Staying fit is the need of the hour. You certainly don’t want to lag behind in the race in the fast paced globe. We see so many youngsters struggling to gain mass and weight. They tend to take supplements, increase their diet by leaps and bounds and end up getting nothing but a big belly! In addition to this, there is always a misconception that hitting the gym will retard your growth and gym is only meant for shaping your muscles. But the fact is you can gain some heavy mass and muscle with a proper gym workout and an apt diet complementing your workouts. And ever since the 1970s, the best way of gaining monster muscle mass is the German volume training (GVT).
Before going further, it is highly important for you to know what exactly this art is. German Volume training is not a very over the top kind of a work out regime. So how does a GVT work? A German Volume Training exposes your muscles to extensive volumes of mass at repeated efforts, i.e., 10 sets of a single exercise. The German Volume Training works on a few fundamental principles:
10 x 10 Workout:
This is the core principle of German Volume Training. All you need to focus on is 10 sets of 10 reps each during your workout. You should start with a weight which is your 50% of maximum lift. Have steady increments till you reach the last set.
Focus on just one exercise a day:
This is another important aspect of the German Volume Training. Perform just one exercise on one body part a day. The selection of your exercise is equally important. Since you are doing just one exercise a day, choose the exercises which work on more than one muscle. The complex exercises. For example, if you are having your chest workout, choose the bench press, be it flat bench press which works on your muscle or inclined bench press which gives your upper chest some heavy mass.

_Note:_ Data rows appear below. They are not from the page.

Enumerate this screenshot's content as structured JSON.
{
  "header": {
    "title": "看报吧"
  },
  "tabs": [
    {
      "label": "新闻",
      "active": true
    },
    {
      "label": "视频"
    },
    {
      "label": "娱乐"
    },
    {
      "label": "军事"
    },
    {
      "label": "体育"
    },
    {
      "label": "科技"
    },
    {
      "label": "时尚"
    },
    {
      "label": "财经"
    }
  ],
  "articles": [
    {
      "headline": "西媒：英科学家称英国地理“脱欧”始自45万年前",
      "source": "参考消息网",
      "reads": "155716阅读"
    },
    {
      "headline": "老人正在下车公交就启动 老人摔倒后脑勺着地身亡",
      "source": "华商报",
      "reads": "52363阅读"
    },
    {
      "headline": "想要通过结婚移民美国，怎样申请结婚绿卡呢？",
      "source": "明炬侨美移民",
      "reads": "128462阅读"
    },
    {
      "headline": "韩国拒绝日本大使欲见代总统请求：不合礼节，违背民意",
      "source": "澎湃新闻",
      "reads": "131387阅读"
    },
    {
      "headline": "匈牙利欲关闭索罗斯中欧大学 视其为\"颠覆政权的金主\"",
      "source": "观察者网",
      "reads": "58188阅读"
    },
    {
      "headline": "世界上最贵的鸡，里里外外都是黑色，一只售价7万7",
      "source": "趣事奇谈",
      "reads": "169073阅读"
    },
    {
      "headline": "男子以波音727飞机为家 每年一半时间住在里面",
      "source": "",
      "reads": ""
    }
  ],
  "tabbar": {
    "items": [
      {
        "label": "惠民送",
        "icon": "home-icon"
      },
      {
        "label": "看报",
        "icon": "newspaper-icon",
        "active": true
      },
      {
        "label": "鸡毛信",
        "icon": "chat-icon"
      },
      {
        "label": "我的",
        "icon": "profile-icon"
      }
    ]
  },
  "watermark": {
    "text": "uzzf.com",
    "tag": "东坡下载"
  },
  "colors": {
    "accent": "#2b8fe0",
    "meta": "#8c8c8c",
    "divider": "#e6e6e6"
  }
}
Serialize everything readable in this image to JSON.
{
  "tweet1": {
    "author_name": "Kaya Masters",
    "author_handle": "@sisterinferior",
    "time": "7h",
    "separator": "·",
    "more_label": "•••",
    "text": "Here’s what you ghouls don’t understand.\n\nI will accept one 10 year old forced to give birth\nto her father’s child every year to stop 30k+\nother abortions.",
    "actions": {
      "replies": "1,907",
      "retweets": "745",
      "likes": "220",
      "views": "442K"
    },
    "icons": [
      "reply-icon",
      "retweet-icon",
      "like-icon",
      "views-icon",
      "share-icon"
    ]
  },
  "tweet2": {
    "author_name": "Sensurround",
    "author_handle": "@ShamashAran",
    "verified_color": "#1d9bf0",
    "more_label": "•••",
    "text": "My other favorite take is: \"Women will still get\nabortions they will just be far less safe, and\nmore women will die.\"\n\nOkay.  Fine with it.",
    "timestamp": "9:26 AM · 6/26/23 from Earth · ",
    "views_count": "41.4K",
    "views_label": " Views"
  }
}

When you exercise, it is not only important but mandatory to have optimum rest periods. This is the final principle of a German Volume Training. You lose your strength very rapidly when you are working out the German way. So you should take a 60 seconds break between your sets in the initial stage and as you increase the weights, you can have a 90 seconds break between two sets. If you follow this, you will find yourself being even stronger during your penultimate or the last set. This is due to short-term neural adaptation. If you fail to have proper rest intervals, it will hamper your progressions for sure. You may have a longer rest interval if you are doing the lower body exercises. Also, you should have an off day on every alternate day. This will give a proper rehab period for your muscles. Remember, “Your body grows not when you work out in gym but when your muscles are trying to rest.”
The key idea to GVT is putting high level of stress on your muscles that they are forced to respond with the growth of new muscle. You must work out three days a week. The next big thing is the selection of exercises. As mentioned earlier, you must try and stick to the compound exercises or the multi joint exercises as it is popularly known as. This gives maximum impact to your muscles and they grow under some heavy strain. Military press, dead lifts, dumbbell rows are the ideal choices. Avoid isolation exercises like the bicep curl or calf raise.
To summarize, stick with fundamental exercises, and avoid isolation work. The work out is divided into three training days. You can select different body part combinations, but the ideal schedule is chest-shoulder-back and repeat! Here is a proper workout schedule for an ideal German Volume Training:
Bench press, Decline Dumbbell Press.
(A day off)
Overhead press, Military Press or a Seated Dumbbell press.
(A day off)
Barbell Rows, T-Bar rows and Pull Ups.
(A day off)
Leg exercises, abs and a mixed set.
A very important point to notice is that don’t forget your legs. Many a times we see people striving hard at the gym but not doing leg exercises. That is of no use. You should do your leg workouts as it releases the required growth hormones for your body. Also, it is not necessary to do a 10 x 10 workout for your legs. Just perform 3 sets of 25 reps of each exercise. That’s it!
Complete this workout training for about 6-8 weeks and you will get to see sure shot developments. It is not a surprising thing to see someone gaining about 10 pounds in 6 weeks through smart German Volume Training. Once you are done with 6 weeks training, get back to some normal, not so excruciating and tiring exercises for about 4 weeks. This is a much needed break and recovery period in case you want to grow even more. And then restart your workout after the break. Also don’t forget to get a proper diet along with this. A proper diet is equally important. It facilitates your workout. German Volume Training is the answer to all your gym doubts!